From what I gather, there’s no solution for that, too bad.

And externally_connectable basically is not a good solution either, because an extension could modify the site’s javascript by injecting content scripts and changing the original script, so there’s still a flaw even with externally_connectable.

Thanks!
Francois

Thank you for the added explanation.

Where you write:

That’s not the use case I want at all. I don’t want the extension to know which page is loaded. I want my web page to know that the extension is my official extension. That’s completely different, right?

I think I understand why it appears to be different but I don’t think it is different. Using externally_connected, the web page posts a message to an extension ID and the extension will receive it if the URL of the page is in it’s manifest. If your extension ID is unique and a copy of the extension must have a different ID, then the posted message won’t be received by the copy.

That is what runtime.connect() does also in Firefox. It communicates with the specific extension only and an ID can be passed as the first parameter if communicating with a different extension other than your own.

The only difference I can see is that Chrome let’s you send the message directly from the page script and Firefox requires it come from the content script. Chrome limits which URLs an extension will communicate with and Firefox limits which URLs the extension will act upon. They are a little different but they provide the same protection, except perhaps that externally_connected may protect the extension a bit better without writing code to test the source of a message.

Neither protects your web page from being acted upon by another extension developed from a copy of your code, regardless of it’s ID; nor does either know if an extension ID is the official version or a stolen copy.

And you earlier asked:

How do I create a way for a website to know that a particular extension ID is installed, and that it is not an extension clone with a different ID?

This SO question gives some information on how to check if your extension has been installed in Firefox. The latter portion of the top answer involves methods found here on MDN.

I don’t know if these SO suggestions would satisfy your requirements of a copy. If the copy altered the web page in the same manner, then you might think your extension is loaded when it is not. But I don’t see how an published extension would be permitted to do this.

I’m pretty sure you can still use the extension ID within your scripts. These links explain a bit and where to set an ID in the manifest, if that would be useful. I’ve used the GUID for native messaging.

https://developer.mozilla.org/en-US/docs/Mozilla/Add-ons/WebExtensions/manifest.json/browser_specific_settings

https://developer.mozilla.org/en-US/docs/Mozilla/Add-ons/WebExtensions/API/runtime/id

Would you please further explain the scenario you mentioned?

When I say “create a copy”, imagine that the user simply downloads my addon zip file. (they can be downloaded as xpi files, which are zip files, there’s no protection around that),

I didn’t know that the extension files could be downloaded apart from a direct install into the browser from AMO unless the developer chose to distribute the extension apart from AMO. I was under the impression that getting the extension signed and distributed on AMO eliminated the option to download the files, unless the developer wanted to distribute the extension through other means.

How are you planning to distribute the extension and would the requirement that extensions be signed not protect you?
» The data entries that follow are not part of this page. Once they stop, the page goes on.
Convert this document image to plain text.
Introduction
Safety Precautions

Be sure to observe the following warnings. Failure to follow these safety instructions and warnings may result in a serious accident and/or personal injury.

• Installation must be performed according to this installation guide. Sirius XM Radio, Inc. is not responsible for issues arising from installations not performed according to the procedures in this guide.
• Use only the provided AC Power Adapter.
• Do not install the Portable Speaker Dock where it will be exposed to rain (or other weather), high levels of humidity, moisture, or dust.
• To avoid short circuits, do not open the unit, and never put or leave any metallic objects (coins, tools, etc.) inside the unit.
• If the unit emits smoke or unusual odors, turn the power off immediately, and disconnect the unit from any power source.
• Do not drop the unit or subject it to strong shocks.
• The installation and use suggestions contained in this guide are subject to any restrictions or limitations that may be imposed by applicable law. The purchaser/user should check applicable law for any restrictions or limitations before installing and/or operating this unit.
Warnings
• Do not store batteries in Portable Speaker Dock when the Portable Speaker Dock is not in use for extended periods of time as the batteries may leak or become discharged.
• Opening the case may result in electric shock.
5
You wrote that someone could clone the extension and publish it. How would they get so near an exact copy published? Would it not be caught in the review process before being signed? Or would it be submitted to be an unsigned extension and privately distributed? I don’t know that an unsigned extension can be installed any longer even under these conditions.

Have you experienced issues like this before with attempted copies of your extensions that were published?